Marcelo Figueras
Harold Bloom dice que los personajes de Shakespeare cambian cuando se oyen a sí mismos hablar: como si la formulación oral, este relato que los personajes hacen de sus circunstancias, fuese el comienzo del pasaje al acto, a la concreción de lo que hasta entonces sólo había sido cavilación –a la transformación de lo real.
Me acordé del asunto leyendo el nuevo libro de María Fasce, A nadie le gusta la soledad. (Cualquiera que titula un libro con una frase de Murakami tiene ya medio ganada la batalla por mi estima.) Los cuentos son muy diferentes entre sí, los protagonistas pueden ser hombres o mujeres, pero todos comparten esa intuición que me mandó de regreso a casa Bloom: la de que necesitamos contarnos a nosotros mismos, narrarnos, para empezar a creer que lo que nos está ocurriendo es verdadero.
" ‘Mamá va a lavarse la cabeza’ siguió Lucía sin mirar los osos cubiertos de espuma. Desde que Felipe había nacido, mucho antes de que pareciera entenderla, se había convertido en una relatora de sí misma. ‘Ahora mamá se seca’ ", dice la narradora de El gato. En esa madre que traduce sus acciones para beneficio del niño se resume uno de los impulsos más propios de la especie: el de contarnos para entendernos, y para que nos entiendan. Siempre pienso que la definición homo sapiens sapiens es más bien equívoca, porque no somos la única especie que razona y porque tampoco hacemos lo que se dice un gran uso de los silogismos que, según se presume, nos distinguen tanto; basta con mirar el estado del mundo para advertirlo. Yo prefiero pensar que somos homo narrandis o algo así, porque recién descubrimos que había algo valioso, digno y hasta encomiable en nosotros –las cavernas están llenas de pinturas sobre nuestras proezas iniciales- cuando empezamos a narrarnos.

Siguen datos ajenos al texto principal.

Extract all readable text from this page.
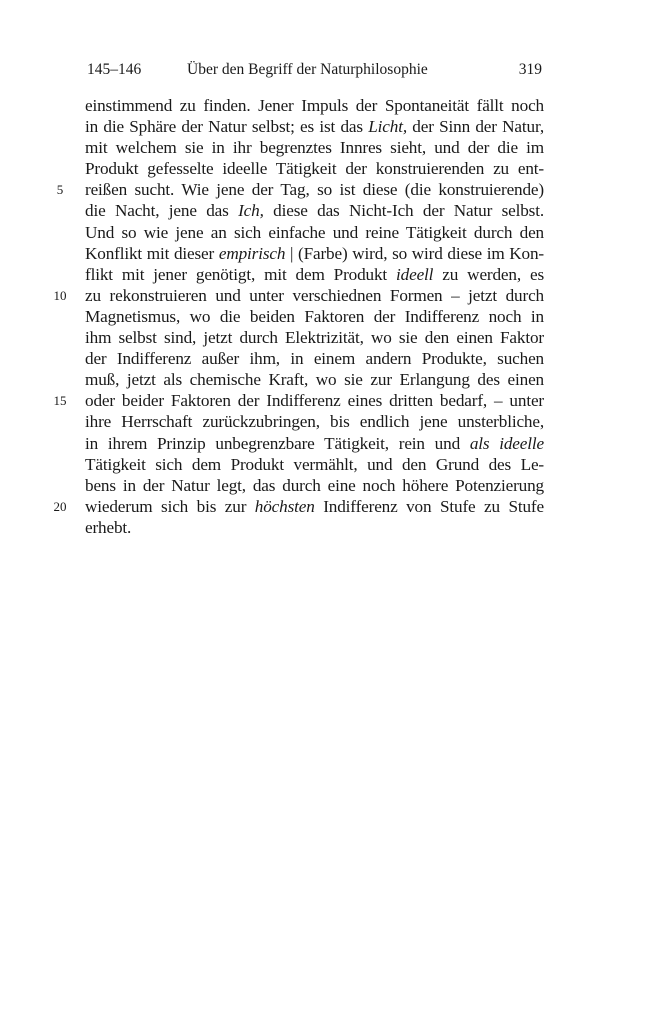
145–146	Über den Begriff der Naturphilosophie	319
einstimmend zu finden. Jener Impuls der Spontaneität fällt noch
in die Sphäre der Natur selbst; es ist das Licht, der Sinn der Natur,
mit welchem sie in ihr begrenztes Innres sieht, und der die im
Produkt gefesselte ideelle Tätigkeit der konstruierenden zu ent-
5	reißen sucht. Wie jene der Tag, so ist diese (die konstruierende)
die Nacht, jene das Ich, diese das Nicht-Ich der Natur selbst.
Und so wie jene an sich einfache und reine Tätigkeit durch den
Konflikt mit dieser empirisch | (Farbe) wird, so wird diese im Kon-
flikt mit jener genötigt, mit dem Produkt ideell zu werden, es
10	zu rekonstruieren und unter verschiednen Formen – jetzt durch
Magnetismus, wo die beiden Faktoren der Indifferenz noch in
ihm selbst sind, jetzt durch Elektrizität, wo sie den einen Faktor
der Indifferenz außer ihm, in einem andern Produkte, suchen
muß, jetzt als chemische Kraft, wo sie zur Erlangung des einen
15	oder beider Faktoren der Indifferenz eines dritten bedarf, – unter
ihre Herrschaft zurückzubringen, bis endlich jene unsterbliche,
in ihrem Prinzip unbegrenzbare Tätigkeit, rein und als ideelle
Tätigkeit sich dem Produkt vermählt, und den Grund des Le-
bens in der Natur legt, das durch eine noch höhere Potenzierung
20	wiederum sich bis zur höchsten Indifferenz von Stufe zu Stufe
erhebt.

Leer a Fasce es una experiencia placentera. Sus personajes siempre están en tránsito, lo cual es una forma de decir que nunca están del todo en ninguna parte: entre Argentina y Europa, entre una estación y otra –como el personaje del cortazariano El tren-, entre la deriva del navegante solitario y las demandas del amor y de la sangre. Gente más o menos común, que al escucharse contar su propia circunstancia –al convertirse en relatores de sí mismos, como la mamá de Felipe- empieza a sospechar que puede haber algo de extraordinario, y de irrepetible, en su por lo demás simple existencia.
La contratapa del libro asevera que, según Le Monde, la pluma de Fasce es “elegante y ligera”. Yo estoy por completo de acuerdo. Imagino que María debe haber dado un salto al leer esos adjetivos –le habrán parecido soñados-, y que un instante después, dado que comparte el humor seco y autodeprecatorio de sus personajes, debe haber comenzado a dudar de su propia existencia.